Local oil retailers yesterday adjusted the prices of major fuel products at the pumps, with gasoline increasing by P1.40 per liter and diesel and kerosene by P1.20 per liter.
This marked the second straight week of across-the-board price increases, coming amid fears of supply tightening in the world oil crude market.
With the price hike taking effect today, the cumulative price adjustment for three weeks will result in P2.50 for gasoline and P1.60 for diesel and kerosene.
An independent fuel retailer said the adjustments are due to concerns about supply and trade, including new sanctions the United States slapped against oil producers and possible production cuts to be adopted by the Organization of the Petroleum Exporting Countries (OPEC) and its allies.
Seaoil and Caltex increased the per-liter price of gasoline by P1.40 and diesel and kerosene by P1.20.
Meanwhile, Jetti and Clean Fuel are imposing similar price adjustments for gasoline and diesel.

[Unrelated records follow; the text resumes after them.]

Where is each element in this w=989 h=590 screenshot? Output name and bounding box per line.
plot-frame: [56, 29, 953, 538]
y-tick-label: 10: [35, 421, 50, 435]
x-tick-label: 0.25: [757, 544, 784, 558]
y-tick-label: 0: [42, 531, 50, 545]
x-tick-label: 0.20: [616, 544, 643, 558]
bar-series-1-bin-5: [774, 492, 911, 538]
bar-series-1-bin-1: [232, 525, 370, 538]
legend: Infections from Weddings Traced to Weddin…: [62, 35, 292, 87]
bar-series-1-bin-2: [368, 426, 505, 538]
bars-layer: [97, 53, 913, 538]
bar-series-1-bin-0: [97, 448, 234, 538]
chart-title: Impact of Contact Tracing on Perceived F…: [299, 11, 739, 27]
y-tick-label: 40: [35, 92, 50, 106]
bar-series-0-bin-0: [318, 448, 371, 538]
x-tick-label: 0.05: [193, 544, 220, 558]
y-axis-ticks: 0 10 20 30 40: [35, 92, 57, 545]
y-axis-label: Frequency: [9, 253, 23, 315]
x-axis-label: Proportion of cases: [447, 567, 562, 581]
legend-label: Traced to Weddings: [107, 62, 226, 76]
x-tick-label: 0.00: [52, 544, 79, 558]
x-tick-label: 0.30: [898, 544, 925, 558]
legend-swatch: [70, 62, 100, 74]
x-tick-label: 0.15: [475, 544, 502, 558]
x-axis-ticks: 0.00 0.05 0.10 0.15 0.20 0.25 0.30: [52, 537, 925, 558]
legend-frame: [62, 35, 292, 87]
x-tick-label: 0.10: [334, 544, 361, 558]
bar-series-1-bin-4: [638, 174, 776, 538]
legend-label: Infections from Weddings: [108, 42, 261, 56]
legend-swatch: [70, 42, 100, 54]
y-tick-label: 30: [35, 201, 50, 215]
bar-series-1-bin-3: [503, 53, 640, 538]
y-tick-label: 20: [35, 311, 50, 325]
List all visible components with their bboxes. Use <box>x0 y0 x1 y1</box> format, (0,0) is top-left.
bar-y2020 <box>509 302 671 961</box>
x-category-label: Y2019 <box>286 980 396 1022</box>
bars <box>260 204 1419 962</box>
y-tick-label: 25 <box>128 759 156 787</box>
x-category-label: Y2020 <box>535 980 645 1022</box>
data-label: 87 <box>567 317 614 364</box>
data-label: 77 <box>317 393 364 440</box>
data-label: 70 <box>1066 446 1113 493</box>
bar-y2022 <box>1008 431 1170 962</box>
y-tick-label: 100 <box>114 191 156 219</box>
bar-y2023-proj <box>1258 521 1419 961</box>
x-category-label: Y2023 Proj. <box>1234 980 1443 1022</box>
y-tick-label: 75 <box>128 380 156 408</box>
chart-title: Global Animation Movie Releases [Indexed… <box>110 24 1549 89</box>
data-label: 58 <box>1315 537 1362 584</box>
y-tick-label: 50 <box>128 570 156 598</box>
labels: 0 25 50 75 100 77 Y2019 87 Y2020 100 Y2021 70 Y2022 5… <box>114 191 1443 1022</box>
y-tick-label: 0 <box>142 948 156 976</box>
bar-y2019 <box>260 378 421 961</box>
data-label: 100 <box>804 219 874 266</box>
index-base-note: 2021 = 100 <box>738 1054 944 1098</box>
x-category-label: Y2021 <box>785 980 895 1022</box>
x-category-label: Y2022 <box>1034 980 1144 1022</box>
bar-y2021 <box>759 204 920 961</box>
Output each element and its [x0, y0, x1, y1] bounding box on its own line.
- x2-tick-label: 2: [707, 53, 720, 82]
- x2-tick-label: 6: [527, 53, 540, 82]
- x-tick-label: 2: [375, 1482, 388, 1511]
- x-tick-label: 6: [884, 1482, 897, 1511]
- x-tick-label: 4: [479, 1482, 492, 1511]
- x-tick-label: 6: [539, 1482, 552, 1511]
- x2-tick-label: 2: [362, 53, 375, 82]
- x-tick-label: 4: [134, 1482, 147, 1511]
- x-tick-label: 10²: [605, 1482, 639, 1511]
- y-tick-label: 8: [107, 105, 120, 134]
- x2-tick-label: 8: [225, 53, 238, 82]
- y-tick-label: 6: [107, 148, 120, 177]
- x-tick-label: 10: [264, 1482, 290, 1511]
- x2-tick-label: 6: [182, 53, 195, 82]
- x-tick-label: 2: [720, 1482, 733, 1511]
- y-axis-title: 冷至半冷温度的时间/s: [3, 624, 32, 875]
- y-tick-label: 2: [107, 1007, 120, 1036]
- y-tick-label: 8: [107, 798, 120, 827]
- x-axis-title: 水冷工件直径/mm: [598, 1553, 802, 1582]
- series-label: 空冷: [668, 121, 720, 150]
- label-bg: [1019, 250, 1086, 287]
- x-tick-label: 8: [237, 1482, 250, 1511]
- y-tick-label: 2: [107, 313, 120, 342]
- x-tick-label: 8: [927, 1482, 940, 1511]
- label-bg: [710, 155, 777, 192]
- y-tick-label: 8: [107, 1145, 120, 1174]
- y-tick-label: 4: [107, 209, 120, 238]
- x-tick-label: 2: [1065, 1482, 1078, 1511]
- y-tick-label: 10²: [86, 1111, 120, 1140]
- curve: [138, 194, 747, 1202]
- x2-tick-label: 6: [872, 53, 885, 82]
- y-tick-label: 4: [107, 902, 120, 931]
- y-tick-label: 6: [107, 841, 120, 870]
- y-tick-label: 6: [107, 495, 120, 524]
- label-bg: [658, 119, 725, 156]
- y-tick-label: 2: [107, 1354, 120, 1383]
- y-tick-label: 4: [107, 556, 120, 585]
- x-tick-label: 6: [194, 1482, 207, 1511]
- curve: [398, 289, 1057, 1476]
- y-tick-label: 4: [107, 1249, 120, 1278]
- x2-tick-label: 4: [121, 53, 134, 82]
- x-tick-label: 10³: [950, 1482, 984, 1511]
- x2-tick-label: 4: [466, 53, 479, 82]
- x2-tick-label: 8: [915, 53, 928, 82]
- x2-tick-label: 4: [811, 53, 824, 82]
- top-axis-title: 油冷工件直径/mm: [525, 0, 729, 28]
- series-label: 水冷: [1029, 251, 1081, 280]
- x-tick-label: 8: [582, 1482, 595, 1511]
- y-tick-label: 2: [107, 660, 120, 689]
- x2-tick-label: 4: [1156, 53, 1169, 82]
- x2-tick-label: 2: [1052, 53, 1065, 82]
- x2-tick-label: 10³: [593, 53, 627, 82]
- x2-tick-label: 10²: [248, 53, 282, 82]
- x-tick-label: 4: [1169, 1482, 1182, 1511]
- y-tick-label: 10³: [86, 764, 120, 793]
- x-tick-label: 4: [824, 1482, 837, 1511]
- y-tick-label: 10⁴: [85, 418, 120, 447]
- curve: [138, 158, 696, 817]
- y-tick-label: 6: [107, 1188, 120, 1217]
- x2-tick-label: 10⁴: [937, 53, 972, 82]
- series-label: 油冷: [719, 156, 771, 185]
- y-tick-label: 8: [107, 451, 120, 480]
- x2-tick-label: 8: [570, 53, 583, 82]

These companies do not sell kerosene.
The latest data from the Department of Energy (DOE) showed that the price per liter in Manila as of March 25 reached P56.60 for gasoline (RON91), P53.90 for diesel, and P70.67 for kerosene.
Meanwhile, as of the same date, the DOE recorded a total net increase of P3.25 per liter of gasoline and diesel but a net decrease of P0.30 per liter of kerosene year-to-date.
Leo Bellas, president of Jetti Petroleum Inc., told reporters that the factor pushing fuel prices up this week is the possible tightening of global crude supply amid
the US decision to implement fresh sanctions against Iran and tariff threats on Venezuelan oil buyers.
Bellas added that OPEC plans to require seven of its member nations to have additional oil output cuts to compensate for their past overproduction, which may greatly affect the group’s earlier announced production hikes starting April this year.
“Signs of healthy demand in the US as crude and fuel inventories fell more than expected overshadowed the adverse effects of the wider trade war on the world’s economy and demand for oil,” he explained.
Meanwhile, Rodela Romero, DOE’s Oil Industry Management Bureau director, said the continuing tension between Russia and Ukraine, which has affected both countries’ energy-related installations, has also impacted global crude prices.